Review: Mona Simpson on Lewis Hyde
Giving without expectation of return, remembering in order to forget
Image: Necklace of red shell discs with pendants of shell, seeds and palm fiber, which circulated in the “kula ring” first described for scholarship by Bronislaw Malinowski in 1922. The kula ring is a system of ceremonial exchange linking the Massim island communities off the northeast coast of New Guinea. Pitt Rivers Museum, Oxford, UK.

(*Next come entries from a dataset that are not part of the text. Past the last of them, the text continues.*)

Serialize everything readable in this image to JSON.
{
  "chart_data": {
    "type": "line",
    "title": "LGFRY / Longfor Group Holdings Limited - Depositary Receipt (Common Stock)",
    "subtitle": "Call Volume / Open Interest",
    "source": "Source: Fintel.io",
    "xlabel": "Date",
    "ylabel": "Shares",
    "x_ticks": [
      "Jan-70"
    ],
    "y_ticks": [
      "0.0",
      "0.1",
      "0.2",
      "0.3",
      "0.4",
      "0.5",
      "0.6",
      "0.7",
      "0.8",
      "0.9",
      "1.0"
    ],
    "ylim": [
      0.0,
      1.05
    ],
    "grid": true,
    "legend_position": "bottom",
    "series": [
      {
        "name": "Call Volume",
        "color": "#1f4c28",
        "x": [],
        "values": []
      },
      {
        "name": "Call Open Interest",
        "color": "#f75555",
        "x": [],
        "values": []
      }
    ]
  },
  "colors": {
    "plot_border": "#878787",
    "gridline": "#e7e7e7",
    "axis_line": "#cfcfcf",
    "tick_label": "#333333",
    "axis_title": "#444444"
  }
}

Lewis Hyde is the author of four books of nonfiction that are particularly hard to categorize. In his first one, The Gift, he uses folklore, contemporary studies of organ donation, Bronislaw Malinowski’s observations of the Massim peoples, the practices of Alcoholics Anonymous, and an account of one family in an impoverished neighborhood to contrast the economies of gift-giving with a marketplace. He concludes that gifts are “female” property; “social work and soul work” as he calls it, is not a commodity and would never be undertaken only for compensation (we note the low salaries of ministers, teachers, artists, and caregivers). “Writing a poem, raising a child, developing a new calculus, resolving a neurosis, invention in all forms,” these are labors people undertake as their own end. He refers to Emily Post’s list of people for whom we throw showers: brides, expectant mothers, the new clergyman in town. The new rabbi receives a casserole while the new CEO of a software application startup does not. Gift exchange, Hyde argues, engenders relationships, debts of gratitude, whereas the marketplace leaves the buyer and seller in “the perfect freedom of strangers.” He distinguishes between work driven by the will and work prompted by a call of the spirit, which he defines as “labor,” and notes that this kind of effort follows its own schedule. (Though eventually a professor at Kenyon and a MacArthur fellow, Hyde labored over The Gift for years while working odd jobs and teaching fourth graders.)